By Len Powe
There was no time to make it perfect but architectural practices were generally united in the view, “How good was JobKeeper!” to paraphrase our Prime Minister. It’s not a question, it’s more a fact. Since the coronavirus pandemic hit in March 2020, the federal government’s $90 billion JobKeeper wage subsidy scheme has apparently helped about 500,000 businesses and more than 3.6 million workers to keep their heads above water. Most architectural practices were businesses where “workers” benefited from this government initiative. JobKeeper was a quick and dirty response at a time when fast and assertive action was required. Rather than stress about financial security, JobKeeper allowed practices to focus on their clients, business relationships and how to respond to the post-COVID world, the new normal.
Many practices still had to make difficult decisions about their staff but, at the same time, others were able to retain and support their people in their remote working situations. Most importantly, this minimised the loss of experienced team members and it seems this outcome was generally replicated across many Australian businesses. While other industries weren’t so fortunate, the key objective of the JobKeeper scheme achieved its aim to plug the hole in business revenue and prevent business owners from having their backs to the wall.

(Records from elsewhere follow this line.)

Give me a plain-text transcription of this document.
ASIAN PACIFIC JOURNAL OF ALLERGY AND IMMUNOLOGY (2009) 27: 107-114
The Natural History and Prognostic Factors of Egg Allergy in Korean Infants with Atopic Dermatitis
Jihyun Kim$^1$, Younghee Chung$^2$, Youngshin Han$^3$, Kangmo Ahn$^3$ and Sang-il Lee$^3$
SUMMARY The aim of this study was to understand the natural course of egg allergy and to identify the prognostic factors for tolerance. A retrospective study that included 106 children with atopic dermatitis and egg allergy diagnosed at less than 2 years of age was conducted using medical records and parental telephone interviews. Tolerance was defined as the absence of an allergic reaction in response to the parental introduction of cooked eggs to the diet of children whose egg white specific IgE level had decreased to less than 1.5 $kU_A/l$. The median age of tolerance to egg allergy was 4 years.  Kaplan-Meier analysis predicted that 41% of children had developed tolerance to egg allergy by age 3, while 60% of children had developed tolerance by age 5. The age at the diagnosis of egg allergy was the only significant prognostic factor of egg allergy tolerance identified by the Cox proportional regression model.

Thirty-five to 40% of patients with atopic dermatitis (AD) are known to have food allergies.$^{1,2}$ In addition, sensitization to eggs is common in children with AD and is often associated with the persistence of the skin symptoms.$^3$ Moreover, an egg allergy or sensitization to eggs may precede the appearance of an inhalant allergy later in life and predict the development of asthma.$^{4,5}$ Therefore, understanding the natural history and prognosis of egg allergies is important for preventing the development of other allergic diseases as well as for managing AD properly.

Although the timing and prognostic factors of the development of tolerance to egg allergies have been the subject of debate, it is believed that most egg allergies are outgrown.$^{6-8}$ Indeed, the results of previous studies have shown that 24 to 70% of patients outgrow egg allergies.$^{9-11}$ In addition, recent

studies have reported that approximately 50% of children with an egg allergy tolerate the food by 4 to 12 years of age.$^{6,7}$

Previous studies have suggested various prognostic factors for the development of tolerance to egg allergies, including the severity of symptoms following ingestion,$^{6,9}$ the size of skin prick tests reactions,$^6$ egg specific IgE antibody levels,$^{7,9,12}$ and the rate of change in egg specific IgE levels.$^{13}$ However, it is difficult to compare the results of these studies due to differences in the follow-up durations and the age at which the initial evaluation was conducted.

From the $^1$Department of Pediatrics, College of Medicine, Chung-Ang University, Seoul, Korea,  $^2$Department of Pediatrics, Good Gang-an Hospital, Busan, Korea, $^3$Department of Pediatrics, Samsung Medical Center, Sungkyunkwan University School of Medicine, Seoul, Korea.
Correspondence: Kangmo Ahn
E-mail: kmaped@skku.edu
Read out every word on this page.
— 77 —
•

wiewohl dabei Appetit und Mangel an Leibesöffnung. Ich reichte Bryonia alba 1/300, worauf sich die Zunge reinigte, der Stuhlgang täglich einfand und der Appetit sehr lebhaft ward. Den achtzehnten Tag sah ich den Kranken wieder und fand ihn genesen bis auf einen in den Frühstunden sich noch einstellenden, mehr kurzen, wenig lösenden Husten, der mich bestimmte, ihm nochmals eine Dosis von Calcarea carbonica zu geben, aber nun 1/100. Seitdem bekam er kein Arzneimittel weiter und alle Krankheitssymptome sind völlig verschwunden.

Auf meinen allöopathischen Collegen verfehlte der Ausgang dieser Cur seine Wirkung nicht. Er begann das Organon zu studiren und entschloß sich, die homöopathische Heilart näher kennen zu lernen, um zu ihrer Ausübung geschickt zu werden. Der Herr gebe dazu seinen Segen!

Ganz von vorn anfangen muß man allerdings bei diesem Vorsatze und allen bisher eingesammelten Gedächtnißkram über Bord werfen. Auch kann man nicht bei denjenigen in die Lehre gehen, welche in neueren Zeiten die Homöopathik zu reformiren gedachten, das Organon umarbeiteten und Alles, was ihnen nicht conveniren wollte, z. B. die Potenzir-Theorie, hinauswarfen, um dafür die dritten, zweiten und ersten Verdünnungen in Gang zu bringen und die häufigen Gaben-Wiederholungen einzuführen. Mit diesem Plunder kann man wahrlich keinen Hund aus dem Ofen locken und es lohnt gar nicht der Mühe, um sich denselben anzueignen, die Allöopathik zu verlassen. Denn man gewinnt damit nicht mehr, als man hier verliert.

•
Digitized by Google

Simply put, it was no-one’s fault. Most clients eventually succumbed to the economic uncertainty through 2020 and inevitably chose to park their projects and wait. The trouble was, what were we all waiting for, and for how long? Retail and commercial clients found prospective tenants reluctant to commit to leases because they were nervously in lockdown and wouldn’t travel. The economic implications were unpredictable and not for the risk-averse. Residential clients, particularly in the build to rent space, stopped any further work on new projects to commendably focus on supporting their existing tenants who were suffering rent stress. There was a general acceptance that nothing new would happen until there was a vaccine. Whether it was a self-fulfilling prophecy or not, that proved to be the case.
Unfortunately, the vaccine rollout has become party political and we’ve lost perspective on how fortunate we are as a nation envied by the rest of the world. There is no question some businesses thrived during the pandemic and others are still struggling. As a country, we are bouncing back and it is encouraging to observe that architects are amongst the fortunate ones to see our businesses experiencing renewed activity, growth and resurgence. But when we reflect on the past year, we inevitably conclude “How good was JobKeeper!”.